Die FDP sieht Migrationspolitik primär in einem Konnex zur Wirtschaft: Sie ist gegen die «unkontrollierte Zuwanderung von Armuts- und Wirtschaftsflüchtlingen», will die «Einwanderung in die Sozialsysteme» unterbinden und «kostspieligen Familiennachzug» nur unter strengen Bedingungen gewähren. Das Drittstaaten-Kontingentsystem müsse reformiert werden, um besser auf die «Bedürfnisse der Schweizer Wirtschaft und spezifisch der Jungunternehmen» einzugehen. Die FDP fordert die «konsequente Durchführung» von Dublin-Überstellungen und befürwortet Reformen des europäischen Systems «zur Sicherung des menschenrechtskonformen Aussengrenzschutzes, zur Einhaltung der europäischen Rückführungsrichtlinien und zur Entwicklung eines fairen Verteilschlüssel». Die Förderung der freiwilligen Rückkehr müsse vorangetrieben und weitere Rücknahmeabkommen abgeschlossen werden; «nicht kooperativen» Herkunftsländern sollen unter anderem Entwicklungshilfen gekürzt werden.
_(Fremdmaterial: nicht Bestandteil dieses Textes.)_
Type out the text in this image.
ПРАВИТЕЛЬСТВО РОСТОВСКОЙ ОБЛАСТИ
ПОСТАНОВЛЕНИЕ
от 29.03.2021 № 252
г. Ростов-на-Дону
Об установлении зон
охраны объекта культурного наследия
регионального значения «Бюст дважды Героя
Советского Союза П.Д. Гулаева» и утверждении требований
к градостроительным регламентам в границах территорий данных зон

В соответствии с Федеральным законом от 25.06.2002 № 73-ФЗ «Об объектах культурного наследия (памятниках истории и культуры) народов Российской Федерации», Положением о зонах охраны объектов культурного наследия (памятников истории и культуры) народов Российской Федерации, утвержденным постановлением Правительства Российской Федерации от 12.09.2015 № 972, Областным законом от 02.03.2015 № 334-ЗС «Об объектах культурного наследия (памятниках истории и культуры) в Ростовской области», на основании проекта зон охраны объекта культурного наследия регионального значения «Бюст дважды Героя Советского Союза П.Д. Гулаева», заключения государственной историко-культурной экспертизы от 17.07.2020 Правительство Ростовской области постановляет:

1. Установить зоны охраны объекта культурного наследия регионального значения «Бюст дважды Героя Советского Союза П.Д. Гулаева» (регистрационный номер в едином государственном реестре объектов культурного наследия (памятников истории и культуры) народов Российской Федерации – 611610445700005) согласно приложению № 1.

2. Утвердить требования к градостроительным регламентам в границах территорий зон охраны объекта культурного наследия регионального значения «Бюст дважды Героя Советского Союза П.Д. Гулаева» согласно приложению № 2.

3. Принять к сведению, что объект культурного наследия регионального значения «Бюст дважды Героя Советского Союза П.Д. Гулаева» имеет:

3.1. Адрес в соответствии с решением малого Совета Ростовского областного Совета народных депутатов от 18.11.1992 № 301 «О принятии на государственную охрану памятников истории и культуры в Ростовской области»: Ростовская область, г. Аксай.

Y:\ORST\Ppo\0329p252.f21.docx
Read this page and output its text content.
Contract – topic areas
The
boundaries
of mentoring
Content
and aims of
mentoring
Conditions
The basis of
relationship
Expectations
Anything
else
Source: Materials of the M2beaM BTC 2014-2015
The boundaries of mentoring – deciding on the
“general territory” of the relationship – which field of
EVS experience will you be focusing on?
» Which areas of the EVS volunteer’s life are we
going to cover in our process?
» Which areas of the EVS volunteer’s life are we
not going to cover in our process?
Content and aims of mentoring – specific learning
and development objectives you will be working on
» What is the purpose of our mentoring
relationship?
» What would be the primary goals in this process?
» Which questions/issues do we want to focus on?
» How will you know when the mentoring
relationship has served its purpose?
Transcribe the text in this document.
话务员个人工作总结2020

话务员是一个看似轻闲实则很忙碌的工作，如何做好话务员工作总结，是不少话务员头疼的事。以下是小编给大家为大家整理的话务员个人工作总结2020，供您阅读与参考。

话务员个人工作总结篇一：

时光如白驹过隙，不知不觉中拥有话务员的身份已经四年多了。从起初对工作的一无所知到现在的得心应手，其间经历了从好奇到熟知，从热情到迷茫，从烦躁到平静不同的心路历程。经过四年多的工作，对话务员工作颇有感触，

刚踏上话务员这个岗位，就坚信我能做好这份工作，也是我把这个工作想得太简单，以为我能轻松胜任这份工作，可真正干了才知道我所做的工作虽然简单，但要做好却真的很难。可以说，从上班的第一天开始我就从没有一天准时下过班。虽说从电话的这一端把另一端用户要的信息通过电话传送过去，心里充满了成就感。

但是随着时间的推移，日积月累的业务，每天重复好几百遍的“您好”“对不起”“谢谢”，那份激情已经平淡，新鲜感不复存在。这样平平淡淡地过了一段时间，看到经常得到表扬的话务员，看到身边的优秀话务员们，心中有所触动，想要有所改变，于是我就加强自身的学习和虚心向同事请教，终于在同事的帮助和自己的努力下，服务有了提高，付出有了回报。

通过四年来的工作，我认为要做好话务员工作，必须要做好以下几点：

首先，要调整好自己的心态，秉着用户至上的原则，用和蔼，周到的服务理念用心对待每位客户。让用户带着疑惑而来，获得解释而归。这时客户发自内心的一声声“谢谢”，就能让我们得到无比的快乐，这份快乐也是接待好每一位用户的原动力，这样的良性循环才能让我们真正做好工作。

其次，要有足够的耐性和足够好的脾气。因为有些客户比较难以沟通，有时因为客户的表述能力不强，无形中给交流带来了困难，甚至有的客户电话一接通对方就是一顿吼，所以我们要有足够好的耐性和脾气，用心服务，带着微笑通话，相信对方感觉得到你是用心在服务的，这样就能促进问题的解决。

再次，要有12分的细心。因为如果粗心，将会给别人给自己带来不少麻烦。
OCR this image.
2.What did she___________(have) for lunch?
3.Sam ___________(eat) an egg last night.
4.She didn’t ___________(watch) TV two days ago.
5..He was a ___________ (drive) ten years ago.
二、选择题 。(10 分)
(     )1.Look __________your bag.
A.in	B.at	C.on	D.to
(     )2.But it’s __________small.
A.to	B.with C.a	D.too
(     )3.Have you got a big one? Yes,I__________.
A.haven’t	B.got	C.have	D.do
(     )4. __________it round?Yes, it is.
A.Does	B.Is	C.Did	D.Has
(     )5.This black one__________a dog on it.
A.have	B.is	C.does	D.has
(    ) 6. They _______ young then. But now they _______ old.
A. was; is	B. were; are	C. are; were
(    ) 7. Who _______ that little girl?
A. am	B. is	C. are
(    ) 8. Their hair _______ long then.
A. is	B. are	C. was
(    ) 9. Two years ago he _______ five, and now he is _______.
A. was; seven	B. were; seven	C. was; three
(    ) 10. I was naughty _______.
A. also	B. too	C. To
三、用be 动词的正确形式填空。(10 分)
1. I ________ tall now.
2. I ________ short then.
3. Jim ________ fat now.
Resettlement-Programme sollen «nur bei möglichen Kapazitäten» bewilligt werden.

Schweizerischen Volkspartei (SVP)

Die SVP steht für eine äusserst restriktive Asylpolitik, die auf Angst und Abschottung beruht. Sie fordert, dass abgewiesene Asylsuchende nur noch das «Lebensnotwendige» erhalten und dass Asylsuchende, Sans-Papiers und vorläufig Aufgenommene in einer separaten Krankenkasse mit reduzierten Leistungen versichert werden. Die SVP verlangt von den europäischen Staaten die «konsequente» Anwendung von Schengen und Dublin, zugleich aber auch die Wiedereinführung von Grenzkontrollen in der Schweiz. Weiter fordert sie die Auslagerung von Asylverfahren in Drittstaaten oder geschlossene Zentren in Transitzonen an der Schweizer Grenze, «damit Asylmigranten gar nicht Schweizer Boden betreten können». Zudem will die Partei, dass Personen aus sicheren Drittstaaten keine Asylgesuche mehr in der Schweiz stellen können. Sie fordert, die Teilnahme an Resettlement-Programmen einzustellen, und will die Entwicklungshilfe «vollständig in den Dienst der Migrationspolitik» stellen und an die Rücknahme von abgewiesenen Asylsuchenden koppeln.